4. Stable default embedding batch size
The server now applies a default encoder batch size:
EMBEDDING_BATCH_SIZE--embedding-batch-size
The default is 32.
This keeps embedding behavior more predictable and reduces the chance that throughput tuning quietly turns into VRAM pressure.
5. Better observability
The /health endpoint now reports cache and request-limit state, including:
- loaded model count
- maximum loaded models
- maximum inputs per request
- embedding batch size
That makes it much easier to answer operational questions such as:
- Is the server holding more than one model?
- Are requests hitting configured limits?
- Did someone start the server with different runtime settings than expected?
Why this release matters
The original goal of remote-embedding was always practical: reduce duplicated VRAM usage by centralizing embedding inference.
v0.3.0 moves that idea closer to production reality.

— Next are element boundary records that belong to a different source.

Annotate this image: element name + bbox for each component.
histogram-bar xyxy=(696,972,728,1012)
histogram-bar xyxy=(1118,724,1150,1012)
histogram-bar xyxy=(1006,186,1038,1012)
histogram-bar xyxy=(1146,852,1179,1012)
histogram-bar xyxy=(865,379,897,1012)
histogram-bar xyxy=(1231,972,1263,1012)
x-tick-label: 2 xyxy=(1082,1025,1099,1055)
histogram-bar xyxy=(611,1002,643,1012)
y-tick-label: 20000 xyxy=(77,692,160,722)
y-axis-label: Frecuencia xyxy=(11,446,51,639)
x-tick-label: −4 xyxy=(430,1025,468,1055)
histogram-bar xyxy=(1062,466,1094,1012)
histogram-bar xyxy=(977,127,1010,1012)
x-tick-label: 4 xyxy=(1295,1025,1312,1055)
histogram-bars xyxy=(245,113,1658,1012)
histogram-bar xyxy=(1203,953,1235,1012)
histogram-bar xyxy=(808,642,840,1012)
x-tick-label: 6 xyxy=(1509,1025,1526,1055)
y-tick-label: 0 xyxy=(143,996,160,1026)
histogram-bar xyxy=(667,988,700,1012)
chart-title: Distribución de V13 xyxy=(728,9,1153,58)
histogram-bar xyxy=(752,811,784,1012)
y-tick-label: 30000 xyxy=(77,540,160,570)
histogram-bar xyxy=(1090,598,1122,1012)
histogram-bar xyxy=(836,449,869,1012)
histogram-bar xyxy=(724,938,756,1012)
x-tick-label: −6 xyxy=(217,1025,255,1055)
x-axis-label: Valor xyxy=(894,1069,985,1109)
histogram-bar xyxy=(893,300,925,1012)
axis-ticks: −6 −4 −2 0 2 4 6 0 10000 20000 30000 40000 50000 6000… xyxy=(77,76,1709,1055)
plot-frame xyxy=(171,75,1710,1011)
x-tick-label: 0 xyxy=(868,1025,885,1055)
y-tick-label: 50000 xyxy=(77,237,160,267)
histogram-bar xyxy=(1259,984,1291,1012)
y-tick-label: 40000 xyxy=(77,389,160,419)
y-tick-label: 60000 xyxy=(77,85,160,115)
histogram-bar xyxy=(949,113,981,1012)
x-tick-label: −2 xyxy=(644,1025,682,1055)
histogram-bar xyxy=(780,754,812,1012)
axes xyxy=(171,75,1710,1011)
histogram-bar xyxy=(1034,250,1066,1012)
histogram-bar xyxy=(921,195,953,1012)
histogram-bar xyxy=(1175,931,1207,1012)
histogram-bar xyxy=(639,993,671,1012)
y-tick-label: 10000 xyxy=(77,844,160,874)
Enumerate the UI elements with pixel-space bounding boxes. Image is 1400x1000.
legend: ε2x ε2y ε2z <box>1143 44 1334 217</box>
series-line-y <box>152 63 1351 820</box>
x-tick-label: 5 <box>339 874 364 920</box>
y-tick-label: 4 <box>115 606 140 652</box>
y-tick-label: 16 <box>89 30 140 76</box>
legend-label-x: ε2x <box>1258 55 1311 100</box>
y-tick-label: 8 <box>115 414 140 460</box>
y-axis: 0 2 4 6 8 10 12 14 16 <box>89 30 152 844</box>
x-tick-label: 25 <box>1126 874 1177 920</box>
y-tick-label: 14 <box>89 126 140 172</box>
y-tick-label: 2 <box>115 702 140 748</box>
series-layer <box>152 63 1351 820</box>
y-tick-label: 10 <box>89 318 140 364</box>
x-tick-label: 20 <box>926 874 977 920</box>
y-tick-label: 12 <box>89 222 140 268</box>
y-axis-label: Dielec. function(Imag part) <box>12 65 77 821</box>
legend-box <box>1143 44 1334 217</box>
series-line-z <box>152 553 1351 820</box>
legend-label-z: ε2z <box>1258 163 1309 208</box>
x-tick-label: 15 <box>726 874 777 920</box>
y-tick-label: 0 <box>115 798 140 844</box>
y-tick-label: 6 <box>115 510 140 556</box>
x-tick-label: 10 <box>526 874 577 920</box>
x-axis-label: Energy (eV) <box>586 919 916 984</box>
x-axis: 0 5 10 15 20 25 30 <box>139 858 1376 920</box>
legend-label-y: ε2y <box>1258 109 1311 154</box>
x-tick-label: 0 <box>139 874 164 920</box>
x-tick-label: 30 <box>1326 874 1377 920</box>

It is one thing to share a model across apps. It is another thing to keep that shared service stable under real traffic. This release improves the second part.
If you are using remote-embedding for:
- RAG pipelines
- background indexing jobs
- multiple local tools sharing one embedding server
- constrained GPU setups
then v0.3.0 should be a safer default than earlier versions.
Upgrade notes
The package version is now:
version = "0.3.0"
Typical server usage:
remote-embedding-server \
--model-name Qwen/Qwen3-Embedding-0.6B \
--device cuda \
--max-loaded-models 1 \
--max-inputs-per-request 128 \
--embedding-batch-size 32
Or through environment variables:
export EMBEDDING_MODEL_NAME=Qwen/Qwen3-Embedding-0.6B
export DEVICE=cuda
export MAX_LOADED_MODELS=1
export MAX_INPUTS_PER_REQUEST=128
export EMBEDDING_BATCH_SIZE=32
Final note
GPU memory behavior is one of those issues that looks simple until a service runs long enough.
v0.3.0 does not pretend CUDA memory is trivial. It just narrows the failure modes, adds sane defaults, and makes the server easier to reason about when it is under load.